Concise Implementation of Linear Regression

mli · May 27, 2020, 9:15pm

https://d2l.ai/chapter_linear-regression/linear-regression-concise.html

hy38 · June 11, 2020, 5:15am

I’m trying to understand question 1.

I think the question is somewhere wrong.

When I replaced nn.MSELoss() with `nn.MSELoss(reduction=‘mean’)’, the results were almost the same.

And so I searched the pytorch docs for information and is said that,

the parameter ‘reduction’ has default value of ‘mean’.

To sum it up, the question 1 is asking the difference of same code.

I guess this should be fixed.

Below is the description about parameter ‘reduction’.

reduction ( string , optional ) – Specifies the reduction to apply to the output: 'none' | 'mean' | 'sum' . 'none' : no reduction will be applied, 'mean' : the sum of the output will be divided by the number of elements in the output, 'sum' : the output will be summed.

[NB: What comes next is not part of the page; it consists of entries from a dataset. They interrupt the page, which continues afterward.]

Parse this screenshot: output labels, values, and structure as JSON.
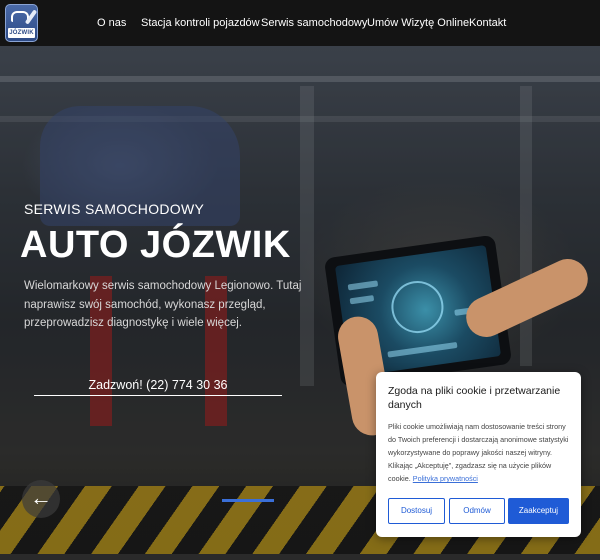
{
  "header": {
    "logo_text": "JÓZWIK",
    "nav": [
      {
        "label": "O nas"
      },
      {
        "label": "Stacja kontroli pojazdów"
      },
      {
        "label": "Serwis samochodowy"
      },
      {
        "label": "Umów Wizytę Online"
      },
      {
        "label": "Kontakt"
      }
    ]
  },
  "hero": {
    "subtitle": "SERWIS SAMOCHODOWY",
    "title": "AUTO JÓZWIK",
    "description": "Wielomarkowy serwis samochodowy Legionowo. Tutaj naprawisz swój samochód, wykonasz przegląd, przeprowadzisz diagnostykę i wiele więcej.",
    "call_label": "Zadzwoń! (22) 774 30 36",
    "prev_icon": "arrow-left-icon"
  },
  "cookie": {
    "title": "Zgoda na pliki cookie i przetwarzanie danych",
    "text": "Pliki cookie umożliwiają nam dostosowanie treści strony do Twoich preferencji i dostarczają anonimowe statystyki wykorzystywane do poprawy jakości naszej witryny. Klikając „Akceptuję\", zgadzasz się na użycie plików cookie.",
    "policy_link": "Polityka prywatności",
    "buttons": {
      "customize": "Dostosuj",
      "reject": "Odmów",
      "accept": "Zaakceptuj"
    }
  },
  "colors": {
    "accent": "#1f5bd6",
    "header_bg": "#141414",
    "slide_indicator": "#3a6fd8"
  }
}
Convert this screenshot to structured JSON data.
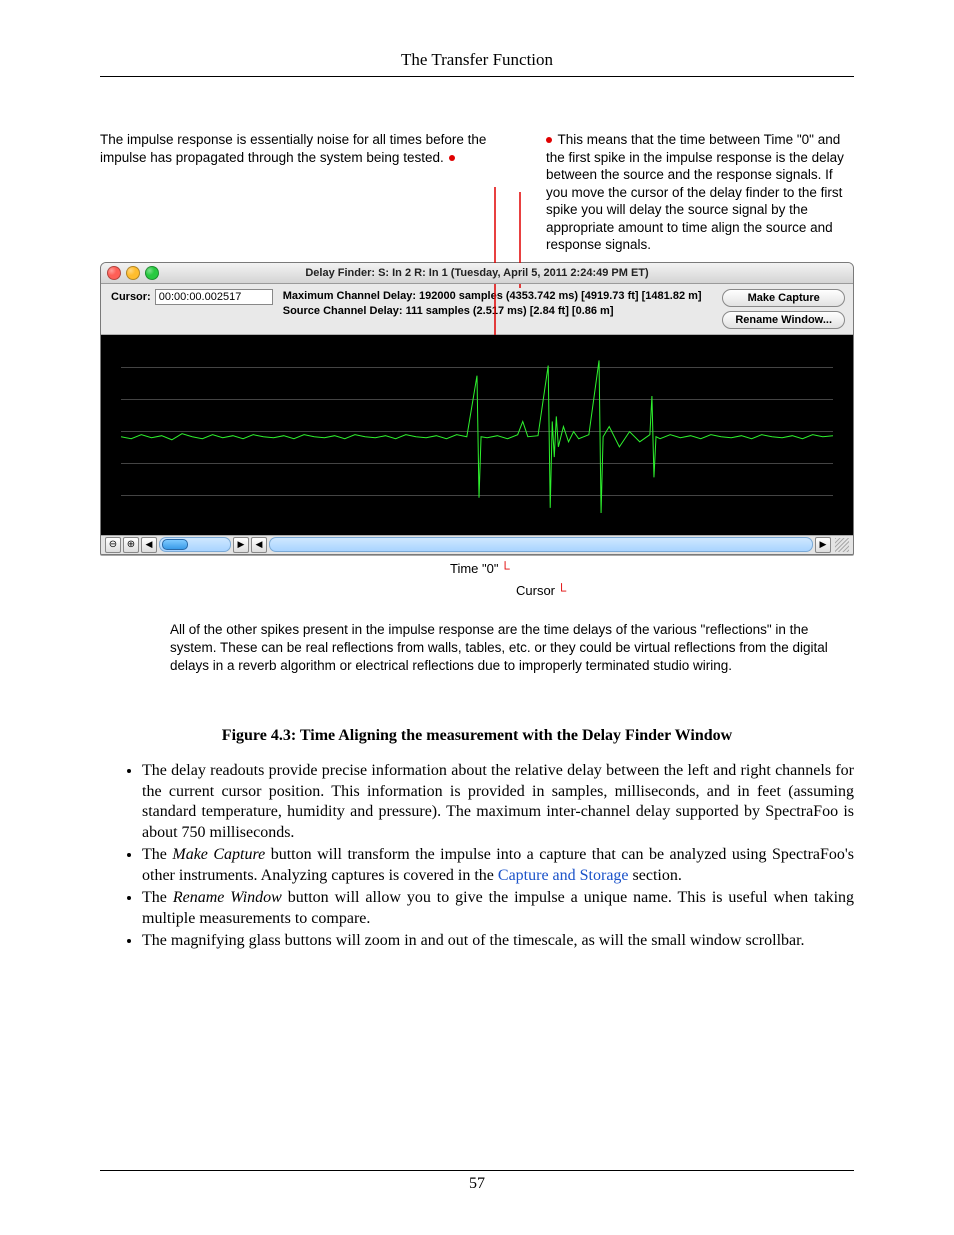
{
  "header": {
    "title": "The Transfer Function"
  },
  "annotations": {
    "top_left": "The impulse response is essentially noise for all times before the impulse has propagated through the system being tested.",
    "top_right": "This means that the time between Time \"0\" and the first spike in the impulse response is the delay between the source and the response signals. If you move the cursor of the delay finder to the first spike you will delay the source signal by the appropriate amount to time align the source and response signals.",
    "below_time0": "Time \"0\"",
    "below_cursor": "Cursor",
    "bottom": "All of the other spikes present in the impulse response are the time delays of the various \"reflections\" in the system. These can be real reflections from walls, tables, etc. or they could be virtual reflections from the digital delays in a reverb algorithm or electrical reflections due to improperly terminated studio wiring."
  },
  "window": {
    "title": "Delay Finder: S: In 2  R: In 1 (Tuesday, April 5, 2011 2:24:49 PM ET)",
    "cursor_label": "Cursor:",
    "cursor_value": "00:00:00.002517",
    "max_delay": "Maximum Channel Delay:  192000 samples (4353.742 ms) [4919.73 ft] [1481.82 m]",
    "src_delay": "Source Channel Delay:  111 samples (2.517 ms) [2.84 ft] [0.86 m]",
    "make_capture": "Make Capture",
    "rename_window": "Rename Window...",
    "zoom_in": "⊕",
    "zoom_out": "⊖",
    "arrow_left": "◀",
    "arrow_right": "▶"
  },
  "caption": "Figure 4.3: Time Aligning the measurement with the Delay Finder Window",
  "bullets": {
    "b1a": "The delay readouts provide precise information about the relative delay between the left and right channels for the current cursor position. This information is provided in samples, milliseconds, and in feet (assuming standard temperature, humidity and pressure). The maximum inter-channel delay supported by SpectraFoo is about 750 milliseconds.",
    "b2_pre": "The ",
    "b2_em": "Make Capture",
    "b2_mid": " button will transform the impulse into a capture that can be analyzed using SpectraFoo's other instruments. Analyzing captures is covered in the ",
    "b2_link": "Capture and Storage",
    "b2_post": " section.",
    "b3_pre": "The ",
    "b3_em": "Rename Window",
    "b3_post": " button will allow you to give the impulse a unique name. This is useful when taking multiple measurements to compare.",
    "b4": "The magnifying glass buttons will zoom in and out of the timescale, as will the small window scrollbar."
  },
  "page_number": "57"
}
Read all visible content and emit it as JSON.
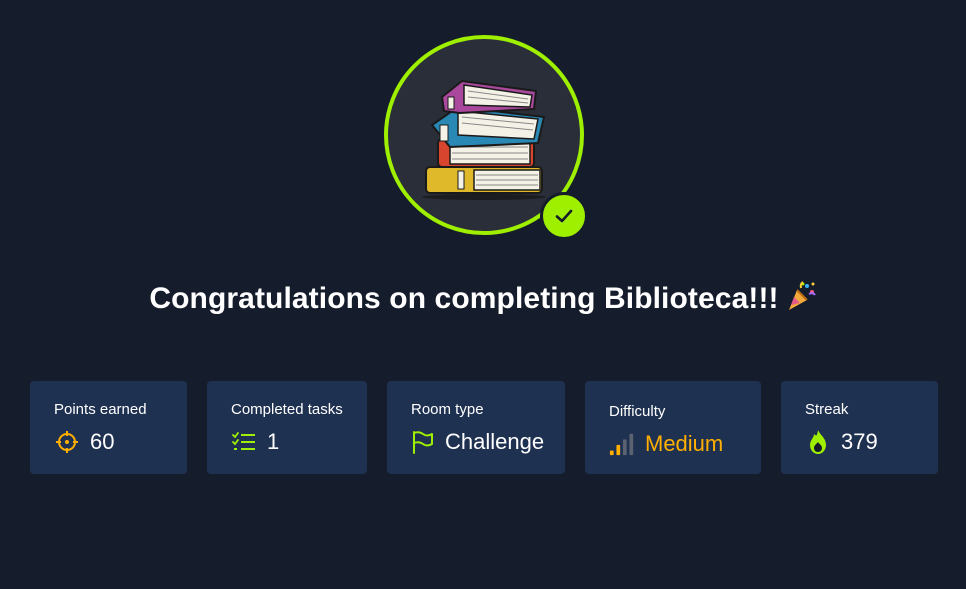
{
  "headline": {
    "text": "Congratulations on completing Biblioteca!!!",
    "emoji": "party-popper"
  },
  "badge": {
    "image": "stack-of-books",
    "completed_icon": "check-icon",
    "ring_color": "#9fef00"
  },
  "stats": [
    {
      "label": "Points earned",
      "value": "60",
      "icon": "target-icon"
    },
    {
      "label": "Completed tasks",
      "value": "1",
      "icon": "checklist-icon"
    },
    {
      "label": "Room type",
      "value": "Challenge",
      "icon": "flag-icon"
    },
    {
      "label": "Difficulty",
      "value": "Medium",
      "icon": "signal-bars-icon",
      "value_color": "#ffaf00"
    },
    {
      "label": "Streak",
      "value": "379",
      "icon": "flame-icon"
    }
  ],
  "colors": {
    "background": "#151c2b",
    "card": "#1f3151",
    "accent": "#9fef00",
    "medium": "#ffaf00"
  }
}
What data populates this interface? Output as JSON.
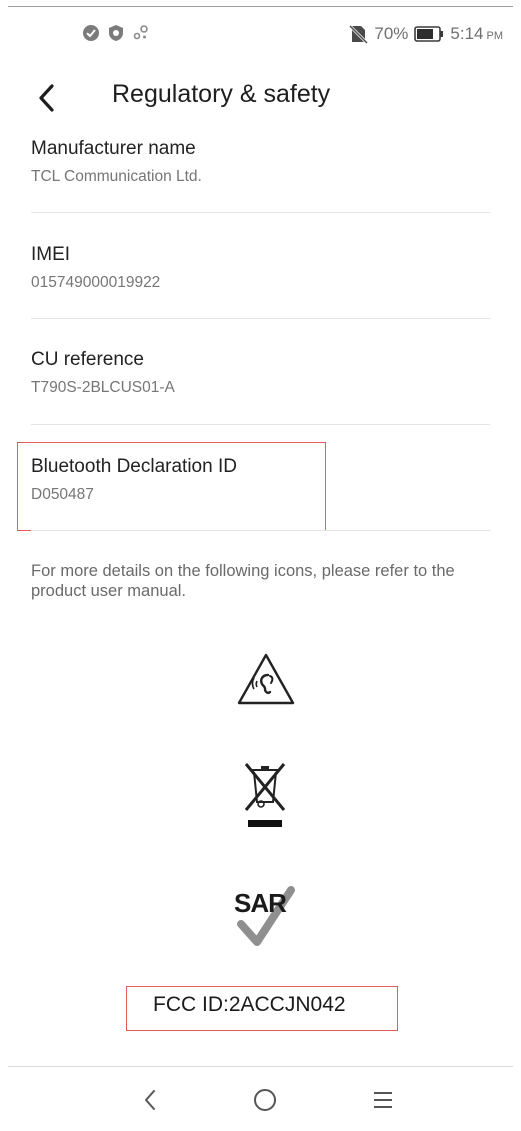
{
  "status_bar": {
    "notification_icons": [
      "check-circle-icon",
      "shield-icon",
      "settings-dots-icon"
    ],
    "no_sim_icon": "no-sim-icon",
    "battery_percent": "70%",
    "battery_icon": "battery-icon",
    "time": "5:14",
    "ampm": "PM"
  },
  "toolbar": {
    "back_icon": "back-arrow-icon",
    "title": "Regulatory & safety"
  },
  "items": [
    {
      "title": "Manufacturer name",
      "value": "TCL Communication Ltd."
    },
    {
      "title": "IMEI",
      "value": "015749000019922"
    },
    {
      "title": "CU reference",
      "value": "T790S-2BLCUS01-A"
    },
    {
      "title": "Bluetooth Declaration ID",
      "value": "D050487"
    }
  ],
  "note": "For more details on the following icons, please refer to the product user manual.",
  "icons": {
    "hearing": "hearing-warning-icon",
    "weee": "weee-crossed-bin-icon",
    "sar_text": "SAR",
    "sar_icon": "sar-checkmark-icon"
  },
  "fcc_id": "FCC ID:2ACCJN042",
  "nav_bar": {
    "back": "nav-back-icon",
    "home": "nav-home-icon",
    "recents": "nav-menu-icon"
  },
  "colors": {
    "highlight": "#e35b5b",
    "text_primary": "#212121",
    "text_secondary": "#767676"
  }
}
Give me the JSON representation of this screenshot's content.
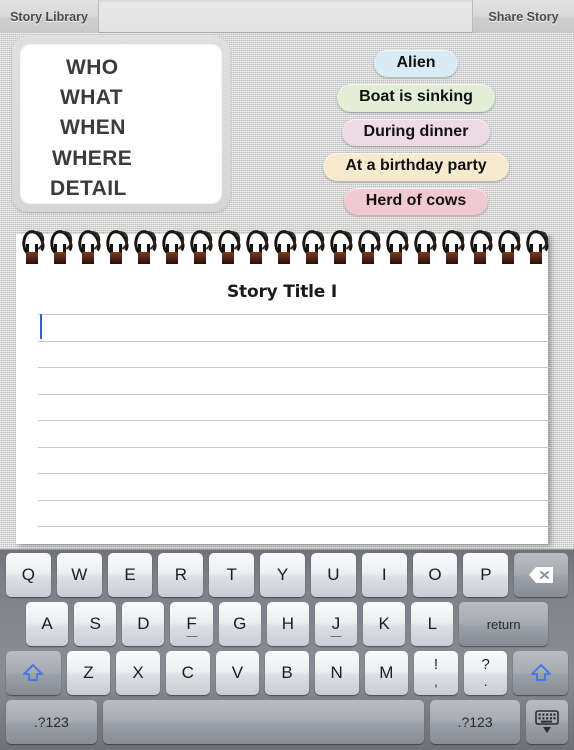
{
  "toolbar": {
    "left_button": "Story Library",
    "right_button": "Share Story"
  },
  "prompt_panel": {
    "words": [
      "WHO",
      "WHAT",
      "WHEN",
      "WHERE",
      "DETAIL"
    ]
  },
  "pills": [
    {
      "label": "Alien",
      "color": "#d9ecf6"
    },
    {
      "label": "Boat is sinking",
      "color": "#e3eed6"
    },
    {
      "label": "During dinner",
      "color": "#eedbe6"
    },
    {
      "label": "At a birthday party",
      "color": "#f7ebcf"
    },
    {
      "label": "Herd of cows",
      "color": "#f0c9d2"
    }
  ],
  "notepad": {
    "title": "Story Title I",
    "line_count": 9,
    "caret_visible": true,
    "body_text": ""
  },
  "keyboard": {
    "row1": [
      "Q",
      "W",
      "E",
      "R",
      "T",
      "Y",
      "U",
      "I",
      "O",
      "P"
    ],
    "row1_extra": "backspace-icon",
    "row2": [
      "A",
      "S",
      "D",
      "F",
      "G",
      "H",
      "J",
      "K",
      "L"
    ],
    "row2_extra": "return",
    "row3_shift": "shift-icon",
    "row3": [
      "Z",
      "X",
      "C",
      "V",
      "B",
      "N",
      "M"
    ],
    "row3_dual": [
      {
        "up": "!",
        "lo": ","
      },
      {
        "up": "?",
        "lo": "."
      }
    ],
    "row4": {
      "num_left": ".?123",
      "space": "",
      "num_right": ".?123",
      "dismiss": "hide-keyboard-icon"
    }
  },
  "colors": {
    "background": "#cfd0cf",
    "caret": "#3a5bd9",
    "keyboard_bg": "#7c8086",
    "key_face": "#eceef0"
  }
}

Note: size_average and reduce are in the process of being deprecated, and in the meantime, specifying either of those two args will override reduction . Default: 'mean'

goldpiggy · June 11, 2020, 5:32pm

Great catch @hy38! We will fix it!

hy38 · June 14, 2020, 12:31pm

Glad it helped!
Thanks for fixing it!

StevenJokes · June 15, 2020, 1:56pm

I’m confused of "size_average and reduce are in the process of being deprecated" .
I need to ask you to confirm that I’m right about reduction ( string , optional ) can replace the others.

anirudh · June 15, 2020, 2:01pm

Yes reduce is deprecated in pytorch and has been replaced by reduction

StevenJokes · June 15, 2020, 2:19pm

CLASS torch.nn.SmoothL1Loss(size_average=None, reduce=None, reduction='mean')

image1134×378 13.3 KB
print(net[0].weight.grad())
For more:
Search for accessing the gradient:https://d2l.ai/chapter_deep-learning-computation/parameters.html

cz17372 · June 30, 2020, 3:41am

I got a problem when running the training code. I got the following warning message:

*/usr/local/lib/python3.6/dist-packages/torch/nn/modules/loss.py:432: UserWarning: Using a target size (torch.Size([500])) that is different to the input size (torch.Size([500, 1])). This will likely lead to incorrect results due to broadcasting. Please ensure they have the same size.*
*  return F.mse_loss(input, target, reduction=self.reduction)*

I looked into the code and find that net(X) produces a tensor with shape (500,1) while the label y has a shape (500). I think it should be better to use loss(net(X).reshape(y.shape)) instead of loss(net(X),y)

StevenJokes · June 30, 2020, 6:09am

I think what you say is good but not better.
In example,

You’d better use loss(net(X),y.reshape(net(X).shape).
?Am I right

cz17372 · June 30, 2020, 6:30am

Thanks for the reply. Why is loss(net(X),y.reshape(net(X).shape)) better? Will it have a faster speed? Cause I think both loss(net(X).reshape(y.shape) and loss(net(X),y.reshape(net(X).shape)) are doing the same thing (i.e. to make sure that X and y are of the same dimension) except they may have different execution time.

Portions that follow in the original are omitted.